On Feb 23, 2010, at 10:06 AM, John-Oliver Engler wrote:
I have a stiff stochastic differential equation (SDE) of second
order in time that I have already implemented. We are hence talking
about a 2d stiff stochastic dynamical system being equivalent to the
original SDE.
Now, I want to study the corresponding Fokker-Planck Equation (FPE)
- which is a partial differential equation - to learn about the time
evolution of the probability density of the system. I want to do
this with FiPy which I have already used in a much easier case.

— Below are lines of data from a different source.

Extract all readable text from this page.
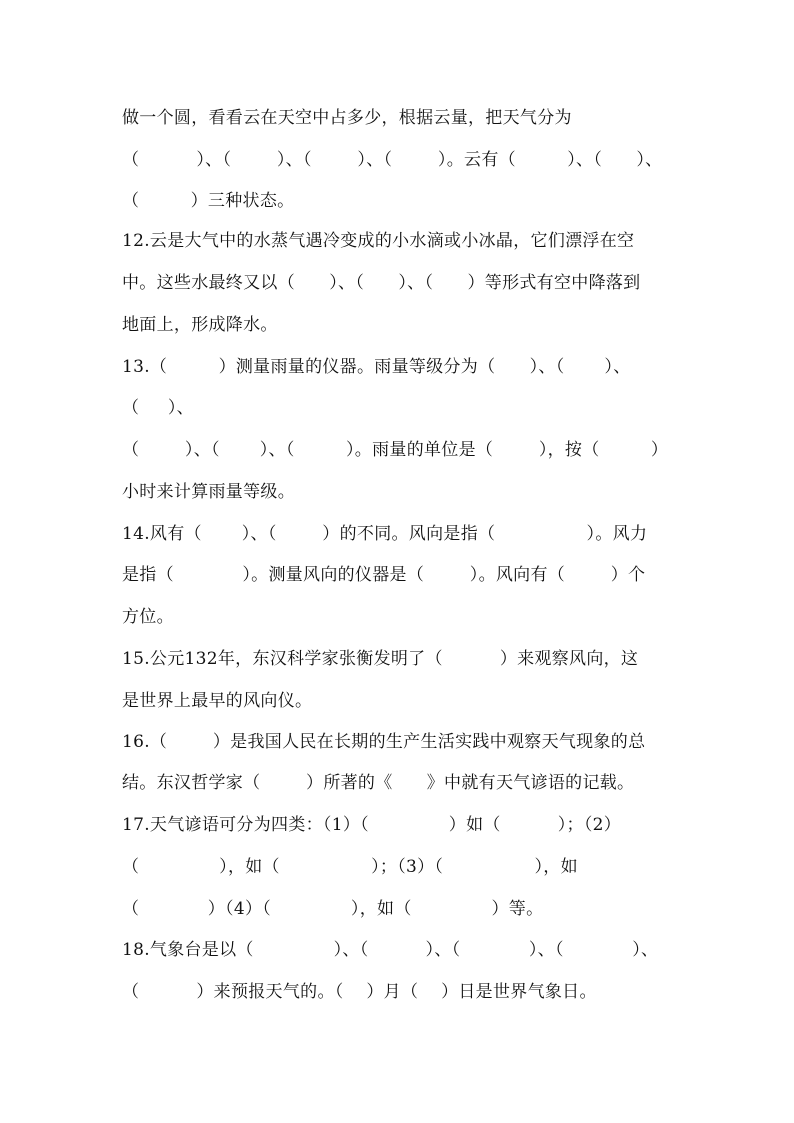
做一个圆，看看云在天空中占多少，根据云量，把天气分为
（          ）、（        ）、（        ）、（        ）。云有（         ）、（      ）、
（         ）三种状态。
12.云是大气中的水蒸气遇冷变成的小水滴或小冰晶，它们漂浮在空
中。这些水最终又以（      ）、（      ）、（      ）等形式有空中降落到
地面上，形成降水。
13.（         ）测量雨量的仪器。雨量等级分为（      ）、（       ）、
（     ）、
（        ）、（       ）、（         ）。雨量的单位是（        ），按（         ）
小时来计算雨量等级。
14.风有（       ）、（        ）的不同。风向是指（                ）。风力
是指（            ）。测量风向的仪器是（        ）。风向有（        ）个
方位。
15.公元132年，东汉科学家张衡发明了（          ）来观察风向，这
是世界上最早的风向仪。
16.（        ）是我国人民在长期的生产生活实践中观察天气现象的总
结。东汉哲学家（        ）所著的《      》中就有天气谚语的记载。
17.天气谚语可分为四类：（1）（              ）如（          ）；（2）
（              ），如（                ）；（3）（                ），如
（            ）（4）（              ），如（              ）等。
18.气象台是以（              ）、（          ）、（            ）、（            ）、
（          ）来预报天气的。（    ）月（    ）日是世界气象日。
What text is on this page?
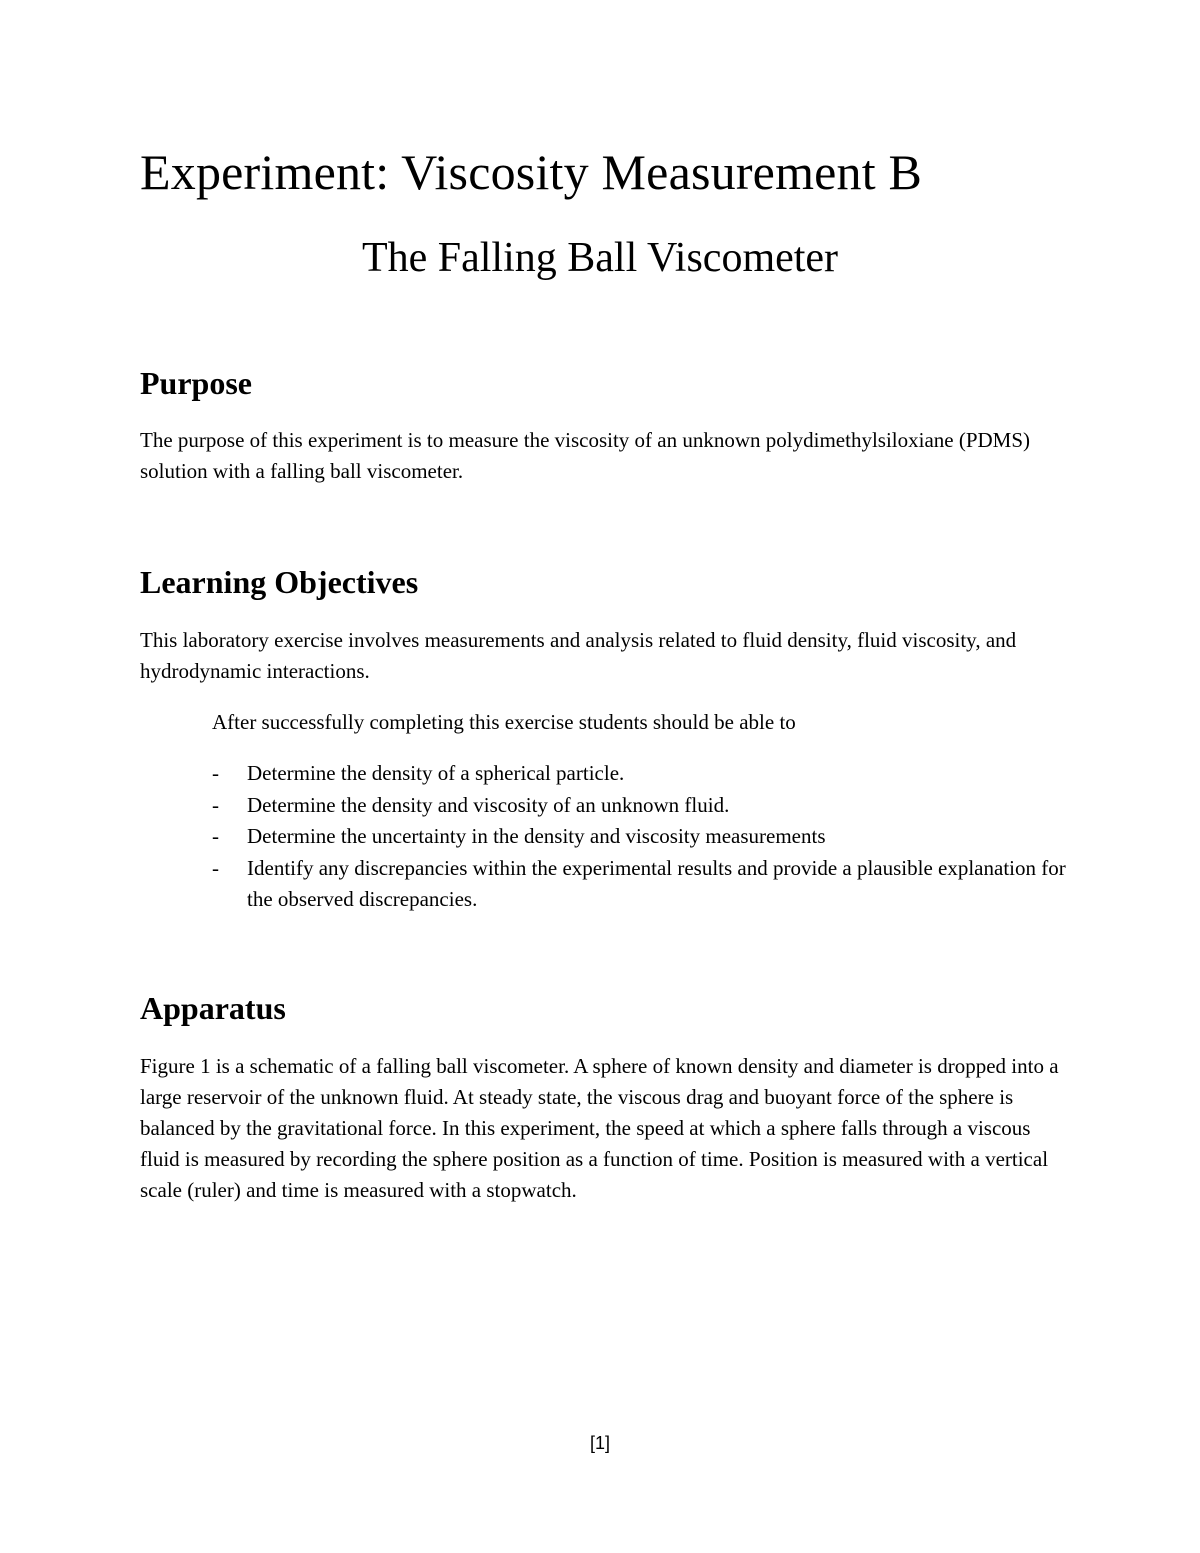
Experiment: Viscosity Measurement B
The Falling Ball Viscometer
Purpose

The purpose of this experiment is to measure the viscosity of an unknown polydimethylsiloxiane (PDMS) solution with a falling ball viscometer.

Learning Objectives

This laboratory exercise involves measurements and analysis related to fluid density, fluid viscosity, and hydrodynamic interactions.

After successfully completing this exercise students should be able to

- Determine the density of a spherical particle.
- Determine the density and viscosity of an unknown fluid.
- Determine the uncertainty in the density and viscosity measurements
- Identify any discrepancies within the experimental results and provide a plausible explanation for the observed discrepancies.
Apparatus

Figure 1 is a schematic of a falling ball viscometer. A sphere of known density and diameter is dropped into a large reservoir of the unknown fluid. At steady state, the viscous drag and buoyant force of the sphere is balanced by the gravitational force. In this experiment, the speed at which a sphere falls through a viscous fluid is measured by recording the sphere position as a function of time. Position is measured with a vertical scale (ruler) and time is measured with a stopwatch.

[1]
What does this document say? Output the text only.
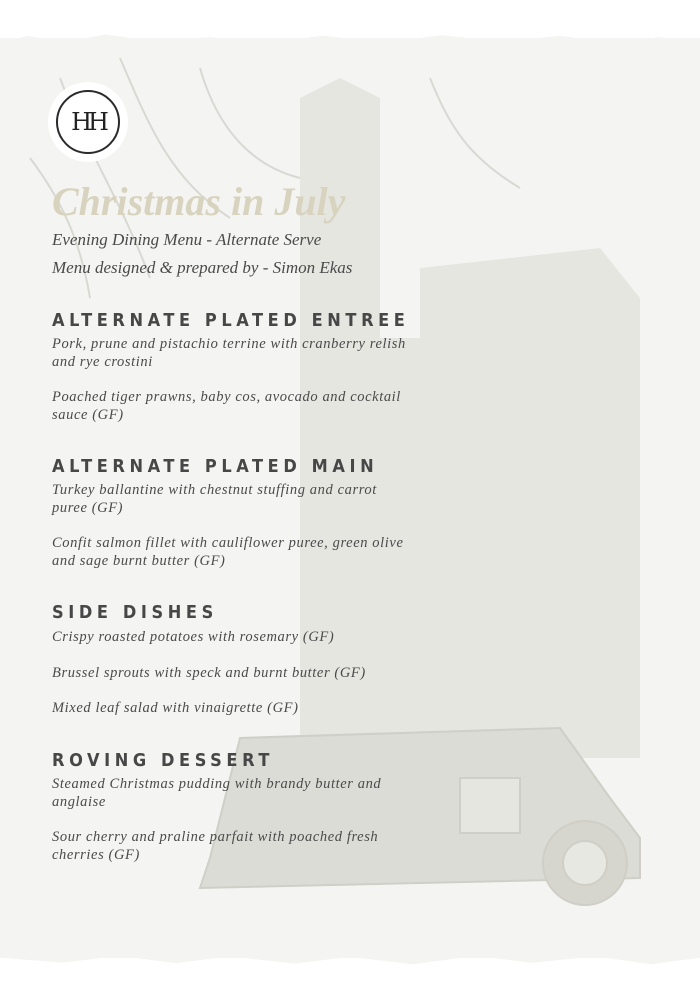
HH
Christmas in July

Evening Dining Menu - Alternate Serve

Menu designed & prepared by - Simon Ekas

ALTERNATE PLATED ENTREE

Pork, prune and pistachio terrine with cranberry relish and rye crostini

Poached tiger prawns, baby cos, avocado and cocktail sauce (GF)

ALTERNATE PLATED MAIN

Turkey ballantine with chestnut stuffing and carrot puree (GF)

Confit salmon fillet with cauliflower puree, green olive and sage burnt butter (GF)

SIDE DISHES

Crispy roasted potatoes with rosemary (GF)

Brussel sprouts with speck and burnt butter (GF)

Mixed leaf salad with vinaigrette (GF)

ROVING DESSERT

Steamed Christmas pudding with brandy butter and anglaise

Sour cherry and praline parfait with poached fresh cherries (GF)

Under the assumption that a stiff SDE has also a stiff FPE, can I
use FiPy for this? Do you have any experiences with that?
Experience with Fokker-Planck and stochastics, per se? No.
FiPy is quite capable of solving convection-diffusion problems,
though, and we've done a little bit with Langevin noise terms (see the
documentation for the GaussianNoiseTerm).
A natural way would be to use only implicit schemes which are known
to be more stable in case of stiff equations but I am not sure if
just typing ImplicitDiffusionTerm(...) leads to stable results,
hence the question for experiences already made using FiPy in such a
case.
FiPy uses implicit schemes by default, which as you say, are certainly
more stable than explicit schemes. Things like coupling between
equations, non-linear coefficients, and shocks can severely degrade
how easily your equations are solved. It's all very problem specific.